僕は、毎年、沈丁花と金木犀の香りを感じた日を「今日から春(あるいは秋)」って決めている。このふたつの香りは本当に「今日から」って分かるぐらいに昨日との違いを感じさせてくれる。徐々に感じるんじゃなく、まるで申し合わせたように一気に香りを放つ。それらの香りが記憶のスイッチを押して、過去のいろいろな思い出を呼び起こす。それは毎年の年中行事みたいなものでもある。


きっと僕だけじゃなくて、みんな何かしらの香りの記憶があるんじゃないかな。記憶は鮮明なのに口に出して話そうとするとなかなかうまく話せなくて、結局はひとりごちて・・・。


 


そんな香りの記憶にまつわるストーリーが8つ、それぞれの作家さんのテイストが滲み出たアンソロジーがこの本。阿川佐和子石田衣良角田光代熊谷達也小池真理子重松清朱川湊人高樹のぶ子という超豪華メンバー。

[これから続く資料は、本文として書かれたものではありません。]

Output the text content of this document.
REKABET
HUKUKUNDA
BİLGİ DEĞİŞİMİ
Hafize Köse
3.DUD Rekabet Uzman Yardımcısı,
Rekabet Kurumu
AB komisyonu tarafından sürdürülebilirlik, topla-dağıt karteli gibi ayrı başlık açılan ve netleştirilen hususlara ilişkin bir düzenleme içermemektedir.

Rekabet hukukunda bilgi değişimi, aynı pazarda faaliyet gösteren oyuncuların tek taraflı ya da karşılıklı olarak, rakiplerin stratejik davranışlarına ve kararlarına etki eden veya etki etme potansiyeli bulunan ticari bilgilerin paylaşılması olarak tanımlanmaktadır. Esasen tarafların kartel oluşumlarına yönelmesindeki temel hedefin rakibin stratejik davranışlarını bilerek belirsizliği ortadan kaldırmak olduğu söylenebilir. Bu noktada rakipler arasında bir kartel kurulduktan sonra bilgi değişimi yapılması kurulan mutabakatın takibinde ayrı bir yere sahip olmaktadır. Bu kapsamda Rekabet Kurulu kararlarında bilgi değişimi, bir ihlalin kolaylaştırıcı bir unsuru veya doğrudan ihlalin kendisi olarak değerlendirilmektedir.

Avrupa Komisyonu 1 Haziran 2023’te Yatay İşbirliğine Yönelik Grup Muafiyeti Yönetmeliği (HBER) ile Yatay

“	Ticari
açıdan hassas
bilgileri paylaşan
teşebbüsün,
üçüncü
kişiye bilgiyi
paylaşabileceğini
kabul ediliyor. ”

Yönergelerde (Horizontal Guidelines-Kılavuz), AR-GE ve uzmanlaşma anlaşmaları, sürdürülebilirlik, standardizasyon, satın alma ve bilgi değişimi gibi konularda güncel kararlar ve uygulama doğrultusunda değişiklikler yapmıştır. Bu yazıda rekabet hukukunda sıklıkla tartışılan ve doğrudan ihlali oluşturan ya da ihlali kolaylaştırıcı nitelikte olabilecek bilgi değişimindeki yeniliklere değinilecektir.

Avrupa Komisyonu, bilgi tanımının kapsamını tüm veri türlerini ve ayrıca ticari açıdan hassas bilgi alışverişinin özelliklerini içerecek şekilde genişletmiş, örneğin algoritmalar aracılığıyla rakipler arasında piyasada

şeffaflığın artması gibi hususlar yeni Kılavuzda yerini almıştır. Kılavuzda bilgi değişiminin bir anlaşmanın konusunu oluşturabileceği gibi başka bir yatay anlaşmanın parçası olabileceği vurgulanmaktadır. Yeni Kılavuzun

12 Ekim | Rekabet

少しだけ脇道に逸れて・・・アンソロジーの良さ。好きな作家ができるとその作家の作品ばかりを読んでしまう傾向がある(僕だけかな?)。でも、なかなか新しい作家の作品に手を伸ばすのはちょっとだけ躊躇する。せっかく買ったのに楽しめない、とか・・・。そんな時にはアンソロジーで新しい作家さんの味を試食してみると失敗がない。まあ、今回のようなメンバーであれば失敗はあまりないと思うけど。でも「心の中で感じる周波数が違う」ってことは体感できると思う。


 


8つのストーリーはどれも甲乙つけがたいんだけど、あえてひとつを・・・と言われたら熊谷達也の「ロックとブルースに還る夜」を押すかなあ。「香り」がテーマの作品に「音楽」も加えた反則技で挑んでいる。特に仙台それも国分町の土地勘があれば、きっとテキストが映像になって頭の中を駆け巡ると思う。作品の中では主人公がクラプトンのアルバムをリクエストするんだけど、もしこのストーリーを映像化した時のエンドロールのバックに流れる曲はこれ。




 


このアンソロジーの楽しみ方は電車の中で通勤や通学時に読むのではなく、それぞれのストーリーが似合う場所、Barであったりゆったりとしたカフェであったり・・・そして似合う音楽と合わせながら読んだら、それこそ本から香りを感じるよ、きっと。